ACCA president Michael Foulds has attacked CIMA president Peter Layhe for making a U-turn on rationalisation talks.
The attack came as CIPFA rejected ACCA’s proposal for a merger between the three bodies.
Foulds criticised Layhe for pulling back from proposed rationalisation talks with ACCA and called his decision ‘disturbing and disappointing- as well as difficult to understand’. But he also urged Layhe to reconsider meeting in September. He said: ‘For my part, and that of ACCA’s council, the door to talks is very firmly open.’
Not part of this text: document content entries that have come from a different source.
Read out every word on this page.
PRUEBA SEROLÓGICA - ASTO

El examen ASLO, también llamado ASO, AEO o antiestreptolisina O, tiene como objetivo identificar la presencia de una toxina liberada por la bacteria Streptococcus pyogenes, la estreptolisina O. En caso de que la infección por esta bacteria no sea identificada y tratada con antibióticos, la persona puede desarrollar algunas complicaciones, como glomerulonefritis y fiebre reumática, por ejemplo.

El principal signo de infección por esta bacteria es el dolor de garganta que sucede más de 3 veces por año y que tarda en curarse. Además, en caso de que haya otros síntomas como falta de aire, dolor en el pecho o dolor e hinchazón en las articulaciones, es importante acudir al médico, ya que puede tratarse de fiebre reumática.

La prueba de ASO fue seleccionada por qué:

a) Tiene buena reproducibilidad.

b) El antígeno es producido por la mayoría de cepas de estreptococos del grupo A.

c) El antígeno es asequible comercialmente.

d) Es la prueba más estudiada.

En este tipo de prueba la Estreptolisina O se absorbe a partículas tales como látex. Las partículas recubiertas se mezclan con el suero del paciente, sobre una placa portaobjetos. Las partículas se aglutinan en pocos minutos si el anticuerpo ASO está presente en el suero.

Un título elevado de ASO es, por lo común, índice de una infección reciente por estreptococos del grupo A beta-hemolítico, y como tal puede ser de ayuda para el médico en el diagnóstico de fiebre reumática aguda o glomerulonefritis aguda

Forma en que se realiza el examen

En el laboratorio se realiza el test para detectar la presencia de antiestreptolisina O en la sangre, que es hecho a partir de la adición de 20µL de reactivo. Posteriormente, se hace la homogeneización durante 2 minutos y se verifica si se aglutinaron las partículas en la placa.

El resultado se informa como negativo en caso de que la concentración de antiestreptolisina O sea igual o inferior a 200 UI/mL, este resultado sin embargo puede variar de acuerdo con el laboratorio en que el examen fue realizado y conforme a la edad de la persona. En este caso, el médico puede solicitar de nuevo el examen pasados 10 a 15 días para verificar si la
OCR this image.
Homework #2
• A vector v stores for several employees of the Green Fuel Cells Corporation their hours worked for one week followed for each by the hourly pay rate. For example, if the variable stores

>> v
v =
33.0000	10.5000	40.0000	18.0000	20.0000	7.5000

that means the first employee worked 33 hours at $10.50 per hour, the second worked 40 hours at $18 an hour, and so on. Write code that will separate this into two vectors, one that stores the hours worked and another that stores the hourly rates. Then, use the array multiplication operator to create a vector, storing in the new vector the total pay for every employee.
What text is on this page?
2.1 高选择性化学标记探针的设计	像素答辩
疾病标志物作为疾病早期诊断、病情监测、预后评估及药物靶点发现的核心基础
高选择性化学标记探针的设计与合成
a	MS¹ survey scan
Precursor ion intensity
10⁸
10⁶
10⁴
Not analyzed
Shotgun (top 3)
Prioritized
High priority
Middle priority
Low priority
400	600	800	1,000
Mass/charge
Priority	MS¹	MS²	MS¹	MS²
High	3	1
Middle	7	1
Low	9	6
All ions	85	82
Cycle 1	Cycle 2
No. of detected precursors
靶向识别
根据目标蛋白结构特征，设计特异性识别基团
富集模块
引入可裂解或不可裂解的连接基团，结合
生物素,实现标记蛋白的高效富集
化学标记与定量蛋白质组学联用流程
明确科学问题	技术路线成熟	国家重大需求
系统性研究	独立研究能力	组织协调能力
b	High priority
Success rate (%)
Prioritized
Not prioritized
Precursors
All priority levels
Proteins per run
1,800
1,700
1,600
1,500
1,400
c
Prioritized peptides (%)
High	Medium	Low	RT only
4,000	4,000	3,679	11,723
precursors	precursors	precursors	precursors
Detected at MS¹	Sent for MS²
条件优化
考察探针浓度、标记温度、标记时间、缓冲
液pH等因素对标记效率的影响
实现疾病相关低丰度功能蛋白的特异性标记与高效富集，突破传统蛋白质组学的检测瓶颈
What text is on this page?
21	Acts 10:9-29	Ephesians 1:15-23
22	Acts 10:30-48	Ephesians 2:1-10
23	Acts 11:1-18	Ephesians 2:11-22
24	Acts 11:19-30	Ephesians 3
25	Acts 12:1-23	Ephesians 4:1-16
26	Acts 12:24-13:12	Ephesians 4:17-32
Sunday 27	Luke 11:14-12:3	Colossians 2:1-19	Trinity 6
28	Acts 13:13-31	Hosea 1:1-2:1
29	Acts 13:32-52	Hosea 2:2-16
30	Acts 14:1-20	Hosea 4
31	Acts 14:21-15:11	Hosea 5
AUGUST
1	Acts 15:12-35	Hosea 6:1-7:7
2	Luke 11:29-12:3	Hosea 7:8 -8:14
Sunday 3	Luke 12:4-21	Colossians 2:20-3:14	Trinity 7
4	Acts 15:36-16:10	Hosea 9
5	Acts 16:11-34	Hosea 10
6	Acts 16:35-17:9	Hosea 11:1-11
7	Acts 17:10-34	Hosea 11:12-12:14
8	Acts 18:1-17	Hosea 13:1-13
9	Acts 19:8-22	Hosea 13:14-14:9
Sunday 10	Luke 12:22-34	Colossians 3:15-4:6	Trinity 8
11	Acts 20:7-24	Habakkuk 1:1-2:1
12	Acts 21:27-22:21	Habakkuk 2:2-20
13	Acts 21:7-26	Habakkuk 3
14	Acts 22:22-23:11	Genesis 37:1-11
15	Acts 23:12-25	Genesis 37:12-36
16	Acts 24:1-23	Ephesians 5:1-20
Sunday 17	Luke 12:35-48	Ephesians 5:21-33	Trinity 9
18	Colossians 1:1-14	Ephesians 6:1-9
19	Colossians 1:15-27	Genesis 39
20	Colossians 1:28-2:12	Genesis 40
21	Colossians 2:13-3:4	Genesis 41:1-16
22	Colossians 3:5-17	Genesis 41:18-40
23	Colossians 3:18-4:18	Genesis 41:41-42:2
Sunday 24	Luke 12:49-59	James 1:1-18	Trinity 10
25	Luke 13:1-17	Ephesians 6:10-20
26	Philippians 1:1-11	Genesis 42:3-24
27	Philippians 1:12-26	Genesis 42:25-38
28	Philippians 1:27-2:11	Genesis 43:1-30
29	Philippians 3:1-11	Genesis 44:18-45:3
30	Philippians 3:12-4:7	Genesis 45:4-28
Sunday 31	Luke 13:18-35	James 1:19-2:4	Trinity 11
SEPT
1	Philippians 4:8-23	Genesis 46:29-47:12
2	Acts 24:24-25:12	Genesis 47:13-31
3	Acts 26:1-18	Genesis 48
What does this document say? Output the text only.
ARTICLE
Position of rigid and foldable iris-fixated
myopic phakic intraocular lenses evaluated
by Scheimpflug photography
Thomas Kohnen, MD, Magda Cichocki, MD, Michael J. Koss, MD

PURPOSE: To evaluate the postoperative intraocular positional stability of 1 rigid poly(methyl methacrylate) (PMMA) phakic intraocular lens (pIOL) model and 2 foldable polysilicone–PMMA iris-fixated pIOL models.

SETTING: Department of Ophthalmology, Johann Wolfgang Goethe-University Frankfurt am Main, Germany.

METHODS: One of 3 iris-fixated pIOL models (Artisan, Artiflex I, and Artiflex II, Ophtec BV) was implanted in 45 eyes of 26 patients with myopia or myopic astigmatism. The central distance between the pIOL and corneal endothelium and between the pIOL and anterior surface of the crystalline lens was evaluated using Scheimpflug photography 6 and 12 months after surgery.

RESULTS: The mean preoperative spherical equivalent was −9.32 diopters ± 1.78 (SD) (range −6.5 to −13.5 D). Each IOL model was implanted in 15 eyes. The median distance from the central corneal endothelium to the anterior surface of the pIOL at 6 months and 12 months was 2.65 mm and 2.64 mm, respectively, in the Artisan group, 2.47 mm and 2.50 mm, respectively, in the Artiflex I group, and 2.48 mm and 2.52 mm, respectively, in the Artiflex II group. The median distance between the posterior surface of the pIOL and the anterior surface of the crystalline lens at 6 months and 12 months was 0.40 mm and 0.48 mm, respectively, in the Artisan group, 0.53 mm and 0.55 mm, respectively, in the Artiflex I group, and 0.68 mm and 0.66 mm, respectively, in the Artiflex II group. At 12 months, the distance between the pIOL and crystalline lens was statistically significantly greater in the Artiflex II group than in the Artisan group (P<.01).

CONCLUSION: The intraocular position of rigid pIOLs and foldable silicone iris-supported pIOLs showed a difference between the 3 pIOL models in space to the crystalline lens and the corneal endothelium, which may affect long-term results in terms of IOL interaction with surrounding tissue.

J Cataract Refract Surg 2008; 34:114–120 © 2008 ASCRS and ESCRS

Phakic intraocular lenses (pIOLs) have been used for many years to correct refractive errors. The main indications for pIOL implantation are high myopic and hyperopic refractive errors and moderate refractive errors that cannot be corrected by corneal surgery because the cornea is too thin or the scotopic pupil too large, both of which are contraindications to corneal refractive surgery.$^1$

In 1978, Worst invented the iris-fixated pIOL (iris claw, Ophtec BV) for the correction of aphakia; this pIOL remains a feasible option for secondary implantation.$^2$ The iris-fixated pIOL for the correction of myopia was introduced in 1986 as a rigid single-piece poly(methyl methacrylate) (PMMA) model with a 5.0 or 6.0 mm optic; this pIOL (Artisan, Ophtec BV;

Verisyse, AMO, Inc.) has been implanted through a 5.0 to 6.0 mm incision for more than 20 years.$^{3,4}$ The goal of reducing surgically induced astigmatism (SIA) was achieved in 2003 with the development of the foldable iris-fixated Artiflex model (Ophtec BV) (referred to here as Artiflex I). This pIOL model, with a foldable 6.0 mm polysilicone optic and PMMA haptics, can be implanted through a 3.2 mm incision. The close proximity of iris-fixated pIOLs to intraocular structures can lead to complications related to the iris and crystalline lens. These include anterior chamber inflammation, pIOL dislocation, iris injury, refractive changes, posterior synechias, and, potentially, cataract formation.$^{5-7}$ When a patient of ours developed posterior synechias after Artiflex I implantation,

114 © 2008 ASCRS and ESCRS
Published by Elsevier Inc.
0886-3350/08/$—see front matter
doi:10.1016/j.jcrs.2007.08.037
Layhe wrote in an open letter to Foulds last week that ACCA misunderstood the attitude of CIMA’s own proposal for two separate bodies representing regulated and non-regulated members.
Layhe added in his letter: ‘You clearly demonstrate your unwillingness to participate on that debate in any terms other than your own. In these circumstances, I see no useful purpose in continuing this debate.’
Foulds also wrote to CIPFA president Margaret Pratt, urging ‘positive and constructive’ discussions with the focus on the ‘best interests of our members, the profession and the public’.
CIPFA said it remained positive about rationalisation, but not about ACCA’s ‘megaphone diplomacy’ tactics. A CIPFA spokesman said that less than 20% of 200 to 300 members that had responded to a letter from Pratt had expressed support for the proposals. He said a full ballot of members would be conducted in September.
David Adams, CIPFA’s chief executive said: ‘We expect our membership survey in September to confirm CIPFA members’ support for rationalisation.’